Oberbürgermeister Henle antwortete: „Wir haben einen extrem regenreichen Winter hinter uns.” Daher sei das Erdreich Anfang Juni kaum dazu fähig gewesen, die Niederschläge aufzunehmen. Angesichts dieser Lage habe Leutkirch die Flut noch einigermaßen glimpflich überstanden. Nächsten Montag (8.7.) werde die Stadtverwaltung mit Gewässerfachleuten der Landesverwaltung darüber sprechen. Henle ergänzte, ihm gehe es darum, „von der ideologischen zur praxisorientierten Politik“ zu kommen. Also zum Beispiel nicht j e d e n Biberdamm im Fetzachmoss und drumrum erhalten zu müssen. Das Stadtoberhaupt: „Da werde ich auch die Ministerin einladen.” Denn im benachbarten „Bayern ist man da schon weiter”.
„Deshalb kämpfe ich”
„Ich hab’s überlebt.” So die Erinnerung von Eschach-Bäckerin Monika Lichtensteiger (Bild) zur ausufernden Eschach Anfang Juni. Ihr Brot- und Kuchen-Paradies hatte schon kurz nach dem Hochwasser wieder geöffnet. Nach den Wetter-Extremen befürchte sie jetzt allerdings manche Unbilden von St. Bürokratius. Die Bäcker-Meisterin beklagte, dass ihrer Kundschaft die Anfahrt zum Laden erheblich erschwert werde durch Staus auf der Isnyer Straße in Richtung Kempter Straße. Diese Notlage lasse sich vermutlich durch eine „Beampelung“ dort lösen. Kommt sie? Und falls ja: wann und wie? Die Bäckerei sei schließlich ihre und ihrer Familie Lebensgrundlage. „Deshalb kämpfe ich“, betonte Monika Lichtensteiger. OB Henle wies darauf hin, dass die so angesprochenen Routen Landesstraßen seien. Zugleich versprach Henle Monika Lichtensteiger aber: „Wir klären das ab.”

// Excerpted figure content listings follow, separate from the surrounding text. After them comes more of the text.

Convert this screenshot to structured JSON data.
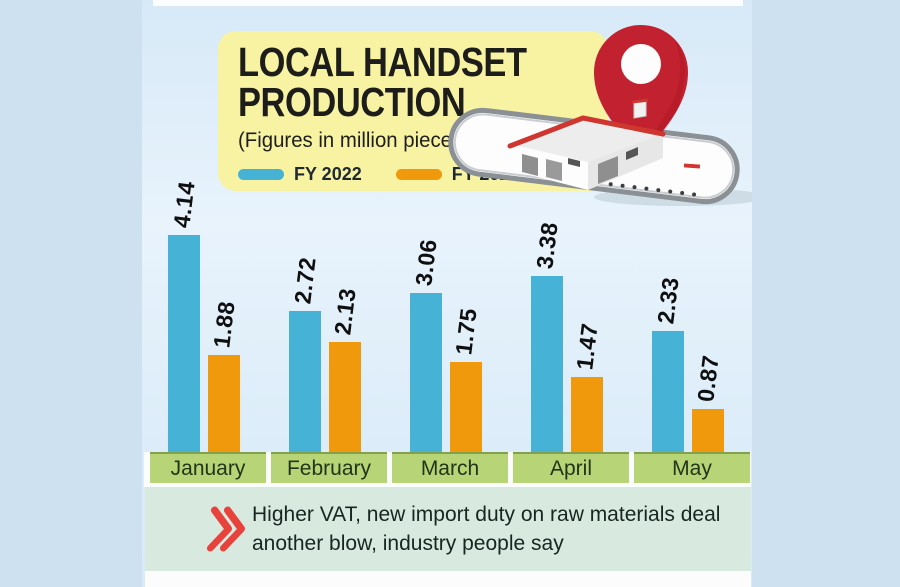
{
  "header": {
    "title_line1": "LOCAL HANDSET",
    "title_line2": "PRODUCTION",
    "subtitle": "(Figures in million pieces)",
    "legend": [
      {
        "label": "FY 2022",
        "color": "#45b2d6"
      },
      {
        "label": "FY 2023",
        "color": "#f0990d"
      }
    ]
  },
  "chart_data": {
    "type": "bar",
    "title": "Local handset production",
    "unit": "million pieces",
    "categories": [
      "January",
      "February",
      "March",
      "April",
      "May"
    ],
    "series": [
      {
        "name": "FY 2022",
        "color": "#45b2d6",
        "values": [
          4.14,
          2.72,
          3.06,
          3.38,
          2.33
        ]
      },
      {
        "name": "FY 2023",
        "color": "#f0990d",
        "values": [
          1.88,
          2.13,
          1.75,
          1.47,
          0.87
        ]
      }
    ],
    "ylim": [
      0,
      4.3
    ],
    "grid": false,
    "legend_position": "top-left",
    "value_labels": "rotated-vertical"
  },
  "footer": {
    "note_line1": "Higher VAT, new import duty on raw materials deal",
    "note_line2": "another blow, industry people say"
  },
  "illustration": {
    "icons": [
      "location-pin-icon",
      "smartphone-icon",
      "factory-icon"
    ],
    "pin_color": "#c2212f"
  },
  "colors": {
    "outer_bg": "#cde1f1",
    "card_bg": "#dfeefa",
    "header_bg": "#f7f3a2",
    "month_band": "#b7d577",
    "note_band": "#d8e9df",
    "chevron": "#e8423c",
    "text_dark": "#1d1d1b"
  }
}
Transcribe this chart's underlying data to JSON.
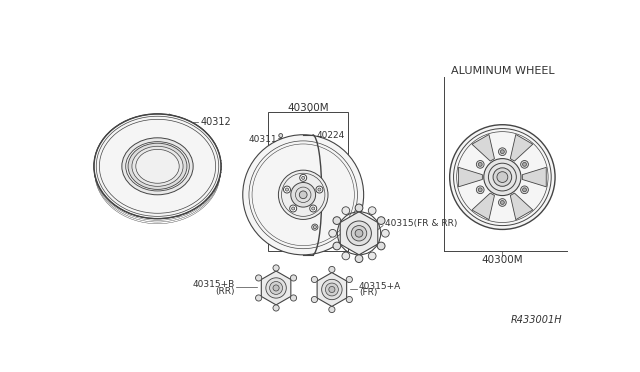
{
  "bg_color": "#ffffff",
  "line_color": "#444444",
  "text_color": "#333333",
  "ref_code": "R433001H",
  "labels": {
    "tire": "40312",
    "wheel_top": "40300M",
    "valve": "40311",
    "valve_ext": "40224",
    "hub_cap_main": "40315(FR & RR)",
    "hub_cap_b": "40315+B\n(RR)",
    "hub_cap_a": "40315+A\n(FR)",
    "aluminum_wheel_title": "ALUMINUM WHEEL",
    "aluminum_wheel_part": "40300M"
  },
  "fig_width": 6.4,
  "fig_height": 3.72,
  "dpi": 100
}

„Muss das HMG tatsächlich abgerissen werden?“
Karl-Heinz Schweigert (Bild) erklärte, er spreche hier vor allem „für die Schwächeren”. Etwa die auf Fahrradsätteln. Dann wollte er wissen: „Wie gehen wir mit unseren Bausubstanzen um?“ Stichwort: Hans-Multscher-Gymnasium (HMG). Werde das Gebäude tatsächlich abgebrochen – oder gäbe es noch Chancen zur Erhaltung? OB Henle erinnerte daran, dass das bestehende HMG-Haus vom 1977/1978 bauenden Generalunternehmer in seiner Baustatik „zu 99,8 Prozent ausgereizt” worden sei. Ergebnis: „Wir haben diese Problematik der Statik.“ Deshalb falle ein Bestandsschutz so schwer. Zumindest habe dies eine Kommission der Stuttgarter Kultusministerin so festgestellt.
„Wie lange geht die Baustelle mit der Fernwärme?“
Carmen Oberem-Lutz (im Bild rechts) wollte wissen: „Wie lange geht die Baustelle mit der Fernwärme?”. Darauf OB Henle: So kurz wie irgendmöglich. Einen genauen Zeitpunkt dafür könne er aber jetzt noch nicht nennen.
Fragen zu Verkehrsproblemen
Ein Bürger aus Reichenhofen machte darauf aufmerksam, dass Leute auf Fahrrädern durch Auto-Scheinwerfer gefährlich geblendet werden würden. „Ich habe schon ein paarmal so gefährliche Situationen erlebt”, berichtete er. Seine Frage: Könne eine Markierungslinie auf dem Radweg nicht für etwas bessere Orientierung sorgen. Anschließend gab es mehrere Hinweise auf Ampeln. Etwa die von Bäckerin Lichtensteiger vermisste in der Kemptener Straße / Oberen Vorstadtstraße. Oder auch eine an der Herlazhofer Straße. Diese könne am Wochenende doch abgeschaltet werden, da dann dort keine Schule unterrichte, meinte einer auf den Besuchsplätzen. Zu den technischen Details meinte Oberbürgermeister Hans-Jörg Henle: „Diskussionen, wie die Ampel geschaltet wird, können wir im Gemeinderat nicht diskutieren.” Vor dem Übergang zu den 16 (!) folgenden Tagesordnungspunkten resümierte Henle: „Das war in meinem beruflichen Leben die längste Bürgerfragestunde.”